Abstract Cold recycling technology is getting more and more attention due to economic and environmental benefits by reduced energy consumption and resource conservation. However, its application has been limited to the base and subbase layer because of complicated components and poor crack resistance for the last decades. The design method has shortcomings especially the traditional mixing order, which may be one of the reasons for poor crack resistance. To support the viewpoint above, synthetic composite interfaces were designed to simulate the worst situation during the traditional mixing process and observed in micro scale by scanning electron microscopy. In the microstructure of the traditional mixing order, it was apparent that cement paste had a number of microdefects, a signal of lower interfacial adhesive strength.
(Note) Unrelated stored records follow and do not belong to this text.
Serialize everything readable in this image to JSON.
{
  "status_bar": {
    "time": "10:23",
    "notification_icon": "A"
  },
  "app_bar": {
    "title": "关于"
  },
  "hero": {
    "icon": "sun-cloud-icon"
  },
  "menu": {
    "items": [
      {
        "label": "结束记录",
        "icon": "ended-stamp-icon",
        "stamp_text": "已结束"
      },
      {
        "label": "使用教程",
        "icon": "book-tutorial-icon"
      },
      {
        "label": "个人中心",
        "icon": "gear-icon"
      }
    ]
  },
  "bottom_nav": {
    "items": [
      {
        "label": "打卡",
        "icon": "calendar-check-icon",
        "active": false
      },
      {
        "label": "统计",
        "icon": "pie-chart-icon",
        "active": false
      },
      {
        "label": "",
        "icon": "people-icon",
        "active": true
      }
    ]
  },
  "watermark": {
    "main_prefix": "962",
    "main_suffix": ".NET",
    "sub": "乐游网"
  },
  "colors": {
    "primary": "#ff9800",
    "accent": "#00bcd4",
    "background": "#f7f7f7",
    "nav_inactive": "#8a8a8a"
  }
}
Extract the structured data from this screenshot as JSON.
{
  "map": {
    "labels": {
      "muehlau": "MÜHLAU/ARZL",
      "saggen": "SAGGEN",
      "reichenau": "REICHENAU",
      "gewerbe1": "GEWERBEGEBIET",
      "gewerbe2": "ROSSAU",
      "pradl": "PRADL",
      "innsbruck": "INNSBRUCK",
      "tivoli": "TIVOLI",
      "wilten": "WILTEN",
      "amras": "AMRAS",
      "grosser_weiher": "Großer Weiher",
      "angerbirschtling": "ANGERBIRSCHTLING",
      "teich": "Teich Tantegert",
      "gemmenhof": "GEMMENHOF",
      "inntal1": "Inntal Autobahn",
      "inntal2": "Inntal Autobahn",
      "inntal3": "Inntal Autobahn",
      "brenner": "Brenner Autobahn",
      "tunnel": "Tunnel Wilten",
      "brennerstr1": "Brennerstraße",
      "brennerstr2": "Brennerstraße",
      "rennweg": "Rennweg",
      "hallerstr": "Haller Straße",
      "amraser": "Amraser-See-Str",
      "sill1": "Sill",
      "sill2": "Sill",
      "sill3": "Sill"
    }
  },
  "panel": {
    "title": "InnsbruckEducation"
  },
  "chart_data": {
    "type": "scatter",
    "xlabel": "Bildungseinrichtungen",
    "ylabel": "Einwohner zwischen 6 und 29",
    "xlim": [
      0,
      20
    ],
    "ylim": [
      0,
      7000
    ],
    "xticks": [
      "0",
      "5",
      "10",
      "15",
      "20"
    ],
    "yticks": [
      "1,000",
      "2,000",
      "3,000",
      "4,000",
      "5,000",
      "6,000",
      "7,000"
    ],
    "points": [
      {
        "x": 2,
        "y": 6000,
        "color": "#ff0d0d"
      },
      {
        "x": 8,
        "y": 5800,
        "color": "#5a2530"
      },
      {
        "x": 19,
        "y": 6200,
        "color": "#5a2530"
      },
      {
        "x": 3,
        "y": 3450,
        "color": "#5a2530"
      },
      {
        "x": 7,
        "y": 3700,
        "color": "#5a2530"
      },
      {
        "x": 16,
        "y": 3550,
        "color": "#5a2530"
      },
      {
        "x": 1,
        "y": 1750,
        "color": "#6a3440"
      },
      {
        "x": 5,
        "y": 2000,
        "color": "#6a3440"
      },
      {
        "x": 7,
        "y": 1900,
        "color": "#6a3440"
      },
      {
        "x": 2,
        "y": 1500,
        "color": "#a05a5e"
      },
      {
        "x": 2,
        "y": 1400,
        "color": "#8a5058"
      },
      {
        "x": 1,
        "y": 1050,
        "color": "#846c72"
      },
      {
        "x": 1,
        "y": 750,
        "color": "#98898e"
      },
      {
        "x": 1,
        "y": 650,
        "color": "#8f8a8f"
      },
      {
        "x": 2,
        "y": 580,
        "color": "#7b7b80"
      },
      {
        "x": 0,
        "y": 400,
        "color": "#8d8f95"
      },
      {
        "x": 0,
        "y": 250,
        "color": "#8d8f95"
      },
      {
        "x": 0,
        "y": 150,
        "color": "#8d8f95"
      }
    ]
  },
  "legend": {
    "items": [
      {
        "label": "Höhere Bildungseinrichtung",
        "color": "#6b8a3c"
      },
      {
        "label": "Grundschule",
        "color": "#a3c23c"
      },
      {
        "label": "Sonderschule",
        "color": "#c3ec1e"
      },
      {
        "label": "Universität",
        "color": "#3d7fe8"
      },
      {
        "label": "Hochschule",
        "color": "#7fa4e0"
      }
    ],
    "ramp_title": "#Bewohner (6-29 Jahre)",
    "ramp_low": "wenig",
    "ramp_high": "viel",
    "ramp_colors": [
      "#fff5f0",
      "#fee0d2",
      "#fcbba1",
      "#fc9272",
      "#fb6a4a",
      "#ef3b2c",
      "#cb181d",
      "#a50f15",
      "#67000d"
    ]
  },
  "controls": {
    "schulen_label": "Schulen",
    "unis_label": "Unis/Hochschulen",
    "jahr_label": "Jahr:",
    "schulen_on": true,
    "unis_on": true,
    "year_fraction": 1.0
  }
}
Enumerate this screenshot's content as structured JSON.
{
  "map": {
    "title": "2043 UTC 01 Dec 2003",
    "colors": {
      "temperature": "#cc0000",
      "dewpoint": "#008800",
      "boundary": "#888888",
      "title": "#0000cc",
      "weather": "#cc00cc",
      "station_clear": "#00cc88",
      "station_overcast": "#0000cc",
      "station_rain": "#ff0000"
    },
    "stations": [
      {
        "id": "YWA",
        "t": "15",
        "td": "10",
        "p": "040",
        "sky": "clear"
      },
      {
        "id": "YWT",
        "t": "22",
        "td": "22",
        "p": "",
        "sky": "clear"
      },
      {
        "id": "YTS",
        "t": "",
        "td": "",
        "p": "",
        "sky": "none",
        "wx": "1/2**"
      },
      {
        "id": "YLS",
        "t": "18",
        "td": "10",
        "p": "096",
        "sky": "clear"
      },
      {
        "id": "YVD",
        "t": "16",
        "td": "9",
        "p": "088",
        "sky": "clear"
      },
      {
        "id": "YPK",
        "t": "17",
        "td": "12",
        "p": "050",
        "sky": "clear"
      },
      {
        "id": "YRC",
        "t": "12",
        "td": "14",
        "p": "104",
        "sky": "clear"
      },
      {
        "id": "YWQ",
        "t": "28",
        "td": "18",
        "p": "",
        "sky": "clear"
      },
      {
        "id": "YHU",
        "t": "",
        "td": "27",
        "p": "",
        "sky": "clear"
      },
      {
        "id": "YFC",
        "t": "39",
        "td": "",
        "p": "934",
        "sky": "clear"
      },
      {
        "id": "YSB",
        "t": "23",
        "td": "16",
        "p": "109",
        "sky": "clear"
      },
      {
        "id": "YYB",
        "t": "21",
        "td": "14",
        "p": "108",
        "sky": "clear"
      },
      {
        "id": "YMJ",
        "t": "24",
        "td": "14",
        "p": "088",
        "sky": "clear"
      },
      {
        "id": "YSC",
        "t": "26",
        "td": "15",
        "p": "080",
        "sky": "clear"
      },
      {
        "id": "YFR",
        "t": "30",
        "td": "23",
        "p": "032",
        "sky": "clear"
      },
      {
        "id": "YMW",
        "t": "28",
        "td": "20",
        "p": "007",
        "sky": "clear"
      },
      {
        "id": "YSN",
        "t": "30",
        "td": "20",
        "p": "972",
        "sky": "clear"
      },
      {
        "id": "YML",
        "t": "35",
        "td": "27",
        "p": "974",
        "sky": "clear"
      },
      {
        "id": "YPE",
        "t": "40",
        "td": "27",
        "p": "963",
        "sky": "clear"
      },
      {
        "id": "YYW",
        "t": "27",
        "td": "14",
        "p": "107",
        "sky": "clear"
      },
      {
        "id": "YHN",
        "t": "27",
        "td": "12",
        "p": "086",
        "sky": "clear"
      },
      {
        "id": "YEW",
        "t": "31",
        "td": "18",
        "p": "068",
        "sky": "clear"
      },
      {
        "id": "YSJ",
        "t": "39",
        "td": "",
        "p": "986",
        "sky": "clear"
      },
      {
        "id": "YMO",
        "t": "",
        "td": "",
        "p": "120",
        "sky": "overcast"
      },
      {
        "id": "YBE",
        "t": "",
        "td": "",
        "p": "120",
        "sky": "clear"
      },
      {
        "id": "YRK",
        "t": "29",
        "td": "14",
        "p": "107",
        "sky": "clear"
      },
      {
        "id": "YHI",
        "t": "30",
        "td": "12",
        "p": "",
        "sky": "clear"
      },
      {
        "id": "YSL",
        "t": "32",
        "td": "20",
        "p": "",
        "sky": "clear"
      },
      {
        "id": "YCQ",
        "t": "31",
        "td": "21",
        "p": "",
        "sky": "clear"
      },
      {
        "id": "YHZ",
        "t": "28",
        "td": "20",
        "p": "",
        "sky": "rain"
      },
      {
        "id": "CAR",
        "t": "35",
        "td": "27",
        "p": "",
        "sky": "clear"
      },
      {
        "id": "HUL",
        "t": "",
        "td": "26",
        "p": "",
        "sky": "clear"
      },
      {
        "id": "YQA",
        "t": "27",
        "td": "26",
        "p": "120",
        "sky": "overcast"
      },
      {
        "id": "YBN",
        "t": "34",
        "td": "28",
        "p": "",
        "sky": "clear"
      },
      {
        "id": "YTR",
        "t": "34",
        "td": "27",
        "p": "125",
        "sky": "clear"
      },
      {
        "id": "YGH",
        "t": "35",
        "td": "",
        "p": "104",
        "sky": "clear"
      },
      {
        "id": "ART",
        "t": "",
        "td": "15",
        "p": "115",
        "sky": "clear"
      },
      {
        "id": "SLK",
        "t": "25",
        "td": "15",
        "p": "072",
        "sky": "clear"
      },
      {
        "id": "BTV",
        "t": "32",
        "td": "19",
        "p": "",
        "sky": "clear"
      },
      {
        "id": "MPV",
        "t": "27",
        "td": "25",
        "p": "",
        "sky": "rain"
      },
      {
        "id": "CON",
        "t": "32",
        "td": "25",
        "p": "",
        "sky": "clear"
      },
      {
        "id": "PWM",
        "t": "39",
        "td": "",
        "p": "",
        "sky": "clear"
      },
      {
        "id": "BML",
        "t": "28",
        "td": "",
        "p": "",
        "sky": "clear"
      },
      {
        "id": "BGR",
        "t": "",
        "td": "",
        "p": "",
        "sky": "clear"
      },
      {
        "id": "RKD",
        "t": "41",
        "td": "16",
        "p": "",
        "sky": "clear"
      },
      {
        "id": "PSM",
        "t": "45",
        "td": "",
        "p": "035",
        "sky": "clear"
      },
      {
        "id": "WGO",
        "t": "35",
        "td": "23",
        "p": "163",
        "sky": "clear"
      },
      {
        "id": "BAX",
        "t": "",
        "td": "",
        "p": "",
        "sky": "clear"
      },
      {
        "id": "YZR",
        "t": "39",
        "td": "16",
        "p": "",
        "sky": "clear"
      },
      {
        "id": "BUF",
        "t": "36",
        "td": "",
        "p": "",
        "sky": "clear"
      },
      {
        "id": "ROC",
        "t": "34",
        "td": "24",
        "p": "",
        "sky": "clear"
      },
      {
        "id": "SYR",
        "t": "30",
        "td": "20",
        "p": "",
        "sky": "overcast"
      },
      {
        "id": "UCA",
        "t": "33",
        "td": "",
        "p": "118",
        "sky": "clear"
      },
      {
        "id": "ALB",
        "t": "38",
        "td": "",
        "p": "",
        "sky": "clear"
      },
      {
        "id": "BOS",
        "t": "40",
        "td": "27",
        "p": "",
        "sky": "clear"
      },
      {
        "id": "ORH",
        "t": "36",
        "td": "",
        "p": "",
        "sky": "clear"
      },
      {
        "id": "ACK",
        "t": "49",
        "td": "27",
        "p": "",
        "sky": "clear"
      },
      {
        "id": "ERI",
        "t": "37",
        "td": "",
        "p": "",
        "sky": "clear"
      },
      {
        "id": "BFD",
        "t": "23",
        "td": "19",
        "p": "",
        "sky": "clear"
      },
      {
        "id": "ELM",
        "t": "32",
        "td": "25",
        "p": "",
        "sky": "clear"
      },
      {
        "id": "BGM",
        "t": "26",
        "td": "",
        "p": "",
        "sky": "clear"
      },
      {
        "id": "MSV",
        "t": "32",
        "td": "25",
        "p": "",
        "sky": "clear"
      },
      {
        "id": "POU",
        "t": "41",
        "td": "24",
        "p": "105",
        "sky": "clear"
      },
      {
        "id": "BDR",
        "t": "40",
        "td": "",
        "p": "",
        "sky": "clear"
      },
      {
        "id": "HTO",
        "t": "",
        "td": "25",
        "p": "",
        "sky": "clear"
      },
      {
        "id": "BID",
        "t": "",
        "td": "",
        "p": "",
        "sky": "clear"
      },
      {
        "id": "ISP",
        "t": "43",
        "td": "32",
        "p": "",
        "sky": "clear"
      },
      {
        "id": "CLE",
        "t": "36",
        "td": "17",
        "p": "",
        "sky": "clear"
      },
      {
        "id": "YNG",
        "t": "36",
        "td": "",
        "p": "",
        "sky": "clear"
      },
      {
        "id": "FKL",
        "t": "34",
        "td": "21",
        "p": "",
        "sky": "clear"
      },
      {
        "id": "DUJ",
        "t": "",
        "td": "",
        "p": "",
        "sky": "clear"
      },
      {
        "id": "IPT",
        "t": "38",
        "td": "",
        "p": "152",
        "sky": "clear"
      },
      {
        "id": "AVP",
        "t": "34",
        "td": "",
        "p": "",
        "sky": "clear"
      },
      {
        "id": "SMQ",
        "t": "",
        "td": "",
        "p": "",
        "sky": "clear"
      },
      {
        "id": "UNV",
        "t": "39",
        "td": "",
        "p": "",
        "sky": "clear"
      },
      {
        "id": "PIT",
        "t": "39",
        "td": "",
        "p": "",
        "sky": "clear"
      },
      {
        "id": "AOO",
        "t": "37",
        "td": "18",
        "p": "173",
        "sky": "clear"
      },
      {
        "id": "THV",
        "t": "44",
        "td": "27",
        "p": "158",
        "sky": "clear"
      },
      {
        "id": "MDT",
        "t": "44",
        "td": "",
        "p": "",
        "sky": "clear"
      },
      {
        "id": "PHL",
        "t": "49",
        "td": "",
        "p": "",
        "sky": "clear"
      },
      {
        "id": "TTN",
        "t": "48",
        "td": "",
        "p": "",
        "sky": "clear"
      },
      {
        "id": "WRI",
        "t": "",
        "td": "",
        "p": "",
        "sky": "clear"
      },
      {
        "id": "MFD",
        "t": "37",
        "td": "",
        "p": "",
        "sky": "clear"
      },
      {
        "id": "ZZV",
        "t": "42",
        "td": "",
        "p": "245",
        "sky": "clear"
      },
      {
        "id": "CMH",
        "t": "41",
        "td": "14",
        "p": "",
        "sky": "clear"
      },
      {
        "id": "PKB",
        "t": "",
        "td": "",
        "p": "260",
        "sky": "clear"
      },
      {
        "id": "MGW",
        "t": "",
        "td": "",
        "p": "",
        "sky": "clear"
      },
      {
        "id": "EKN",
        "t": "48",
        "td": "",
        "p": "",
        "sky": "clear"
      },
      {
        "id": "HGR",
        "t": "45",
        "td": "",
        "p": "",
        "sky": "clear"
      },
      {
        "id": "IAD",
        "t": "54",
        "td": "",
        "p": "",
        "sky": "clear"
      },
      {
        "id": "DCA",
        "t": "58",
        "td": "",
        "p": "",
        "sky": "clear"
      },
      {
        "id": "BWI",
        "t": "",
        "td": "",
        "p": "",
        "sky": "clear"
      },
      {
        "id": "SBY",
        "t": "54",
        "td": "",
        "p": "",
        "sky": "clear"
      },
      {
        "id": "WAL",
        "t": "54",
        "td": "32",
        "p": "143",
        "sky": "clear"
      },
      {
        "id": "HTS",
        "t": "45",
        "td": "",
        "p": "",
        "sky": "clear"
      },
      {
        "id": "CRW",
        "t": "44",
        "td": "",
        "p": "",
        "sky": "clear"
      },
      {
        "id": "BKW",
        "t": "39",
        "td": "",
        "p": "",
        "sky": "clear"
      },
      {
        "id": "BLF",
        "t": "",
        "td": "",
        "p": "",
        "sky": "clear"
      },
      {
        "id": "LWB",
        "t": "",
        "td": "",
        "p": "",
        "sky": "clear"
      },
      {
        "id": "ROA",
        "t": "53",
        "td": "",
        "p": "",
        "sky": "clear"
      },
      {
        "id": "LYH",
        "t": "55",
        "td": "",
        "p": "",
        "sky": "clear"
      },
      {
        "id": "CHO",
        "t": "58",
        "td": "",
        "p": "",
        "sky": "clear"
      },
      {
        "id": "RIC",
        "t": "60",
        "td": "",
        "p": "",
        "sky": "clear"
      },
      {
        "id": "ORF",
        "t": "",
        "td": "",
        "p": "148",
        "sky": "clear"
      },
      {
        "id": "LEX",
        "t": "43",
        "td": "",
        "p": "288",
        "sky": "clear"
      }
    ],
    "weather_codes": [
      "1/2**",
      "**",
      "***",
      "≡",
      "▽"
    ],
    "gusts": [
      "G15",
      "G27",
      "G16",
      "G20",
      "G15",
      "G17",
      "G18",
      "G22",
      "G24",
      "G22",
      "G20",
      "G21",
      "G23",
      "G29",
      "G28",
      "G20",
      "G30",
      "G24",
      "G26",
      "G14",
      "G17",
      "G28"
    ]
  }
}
Moreover, based on the microscopic observation, the adding sequence of cement ought to be changed and two optimized mixing orders were designed of which the difference was verified by the SEM observation of synthetic composite interfaces and the mechanical experiments for different curing time. It can be summarized that mechanical performance was consistent with the microscopic observation. The traditional mixing order was the worst one both in the strength and moisture sensitivity. Finally, the optimal mixing order is put forward to decrease the possibility of the adverse interface, that is, the graded aggregates are mixed with additional water first to reach the workability, while cement, asphalt emulsion and mineral powder are mixed to form cement-asphalt emulsion mortar, finally mixing them all up.